Being a freshman, not knowing anything about anything, I bought season tickets and went to every game that season. Going to the first game of the season, a blowout against Radford in the old dungeon that was Crisler Arena, has somehow endured as a moment to remember. I had a feeling that Michigan would not be good that season; it didn't matter. A sophomore DeShawn Sims scored 23 and a true freshman Manny Harris (in the first game of his Michigan career) scored 13. It was the beginning of something, even if the beginning arose in the form of a curling tendril of smoke from the rubble.
Nonetheless, Michigan went 10-22 that season, winning just nine pre-Big Ten tournament games and just five conference games. A three-game winning streak late in the season against Penn State, Iowa and Ohio State, in retrospect, seems even more miraculous now than it did then.
Slowly but surely, Michigan climbed out of the abyss. In fact, there was nothing slow about it at all, as the Wolverines went to the NCAA Tournament the very next season, even grabbing a first-round victory against a higher-seeded Clemson squad. The season after was an unfortunate slip-up, a momentary fall down the Ladder of Incrementally Attained Competence. So, too, was last year's first round loss to Ohio. Again: atoms. That was a bad atom.
I had the fortune of attending Michigan's matchup in Madison Square Garden way back on Nov. 23, back when everything was new and being ranked so highly was a novel concept.
From there, Michigan rolled to a 16-0 mark, after which a shower of bad atoms gradually muddied the waters. Doubts crept in, and some may have wondered if this team really was that much better than last year's squad. The defeat in the United Center, one which is hard to believe happened just over two weeks ago, was one more nail placed next to the coffin, waiting to be hammered in.
And yet, as we've found, the tournament might as well be a different season entirely. The players are not the same players they were in November, December, January, February and even into early March. The whole structure of the game was shifting all along, which makes the tracking of the individual atom not unlike an attempt to count the stars, one by one.
Michigan is going to the Final Four. Michigan is going to the Final Four. Michigan is going to the Final Four.
Can you believe it? I'm not sure if I do. I don't think I will until the ball goes up again at 8:49 Saturday night in Atlanta.
It has been well over 24 hours since the Florida game ended, and that still holds true. Others will poke fun, talking about undeserved brashness given our tournament history (or lack thereof), and they are right. We haven't been there; that is, many of us haven't. If you can believe it, John Beilein hasn't been here before. This is as new to him as it is to me and you. Ask him about it and he'll tell you about that time he went to the Final Four with his wife many years ago.
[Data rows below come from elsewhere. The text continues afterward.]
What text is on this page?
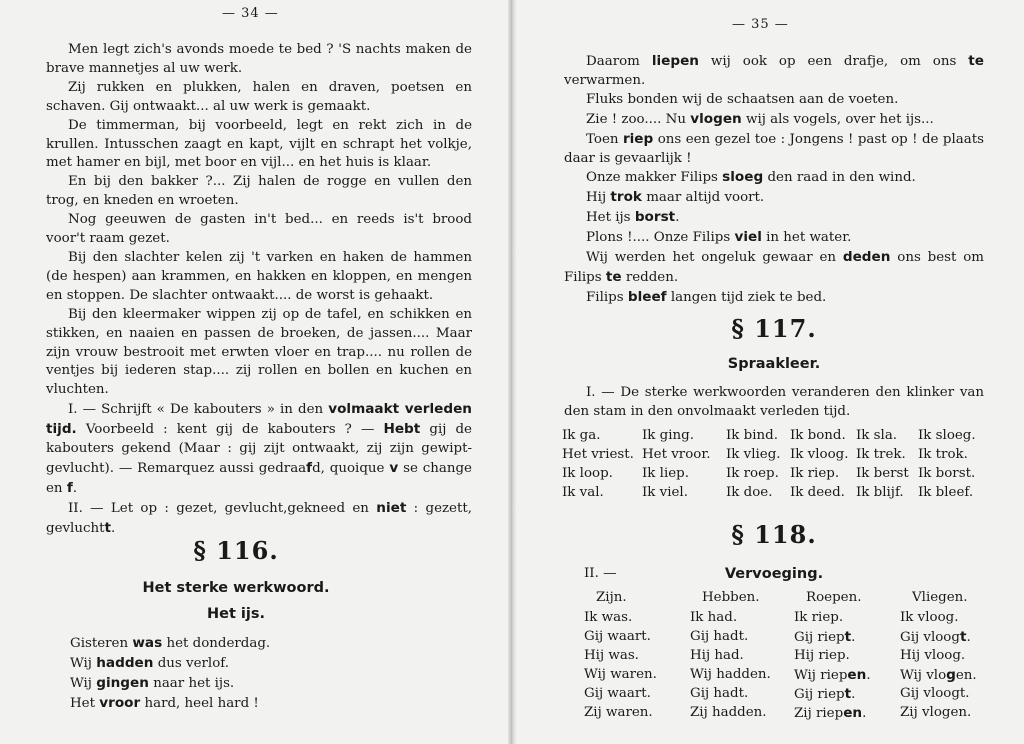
— 34 —

Men legt zich's avonds moede te bed ? 'S nachts maken de brave mannetjes al uw werk.

Zij rukken en plukken, halen en draven, poetsen en schaven. Gij ontwaakt... al uw werk is gemaakt.

De timmerman, bij voorbeeld, legt en rekt zich in de krullen. Intusschen zaagt en kapt, vijlt en schrapt het volkje, met hamer en bijl, met boor en vijl... en het huis is klaar.

En bij den bakker ?... Zij halen de rogge en vullen den trog, en kneden en wroeten.

Nog geeuwen de gasten in't bed... en reeds is't brood voor't raam gezet.

Bij den slachter kelen zij 't varken en haken de hammen (de hespen) aan krammen, en hakken en kloppen, en mengen en stoppen. De slachter ontwaakt.... de worst is gehaakt.

Bij den kleermaker wippen zij op de tafel, en schikken en stikken, en naaien en passen de broeken, de jassen.... Maar zijn vrouw bestrooit met erwten vloer en trap.... nu rollen de ventjes bij iederen stap.... zij rollen en bollen en kuchen en vluchten.

I. — Schrijft « De kabouters » in den volmaakt verleden tijd. Voorbeeld : kent gij de kabouters ? — Hebt gij de kabouters gekend (Maar : gij zijt ontwaakt, zij zijn gewipt-gevlucht). — Remarquez aussi gedraafd, quoique v se change en f.

II. — Let op : gezet, gevlucht,gekneed en niet : gezett, gevluchtt.

§ 116.
Het sterke werkwoord.
Het ijs.

Gisteren was het donderdag.

Wij hadden dus verlof.

Wij gingen naar het ijs.

Het vroor hard, heel hard !

— 35 —

Daarom liepen wij ook op een drafje, om ons te verwarmen.

Fluks bonden wij de schaatsen aan de voeten.

Zie ! zoo.... Nu vlogen wij als vogels, over het ijs...

Toen riep ons een gezel toe : Jongens ! past op ! de plaats daar is gevaarlijk !

Onze makker Filips sloeg den raad in den wind.

Hij trok maar altijd voort.

Het ijs borst.

Plons !.... Onze Filips viel in het water.

Wij werden het ongeluk gewaar en deden ons best om Filips te redden.

Filips bleef langen tijd ziek te bed.

§ 117.
Spraakleer.

I. — De sterke werkwoorden veranderen den klinker van den stam in den onvolmaakt verleden tijd.

Ik ga.	Ik ging. Ik bind. Ik bond. Ik sla. Ik sloeg.
Het vriest. Het vroor. Ik vlieg. Ik vloog. Ik trek. Ik trok.
Ik loop. Ik liep.	Ik roep. Ik riep. Ik berst Ik borst.
Ik val.	Ik viel.	Ik doe. Ik deed. Ik blijf. Ik bleef.
§ 118.
II. —	Vervoeging.
Zijn.	Hebben.	Roepen.	Vliegen.
Ik was.	Ik had.	Ik riep.	Ik vloog.
Gij waart.	Gij hadt.	Gij riept.	Gij vloogt.
Hij was.	Hij had.	Hij riep.	Hij vloog.
Wij waren. Wij hadden. Wij riepen. Wij vlogen.
Gij waart.	Gij hadt.	Gij riept.	Gij vloogt.
Zij waren.	Zij hadden. Zij riepen.	Zij vlogen.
Back in 2007, when expectations were a distant, unattainable horizon not worth summoning or bringing pen to paper just yet, games against Radford and grabbing a t-shirt in the t-shirt tossing segment of a home loss against Central Michigan were the shining moments. I still have that t-shirt, which merely reads "2007 2008 Michigan Basketball." It has become somewhat of a inside joke with myself as well as a subtle reminder, a signpost made of 100% pure cotton.
The shirt is nice. I wear it from time to time. I've gotten an admirable amount of mileage out of it. I hope to replace it very soon, to retire it to the dusty rafters of history, the closet corner where other infrequently worn shirts hang.
On April 3, 2007, Michigan announced it was hiring John Beilein to take over the basketball program. The road, paved with six years of incredulity, led to Atlanta all this time.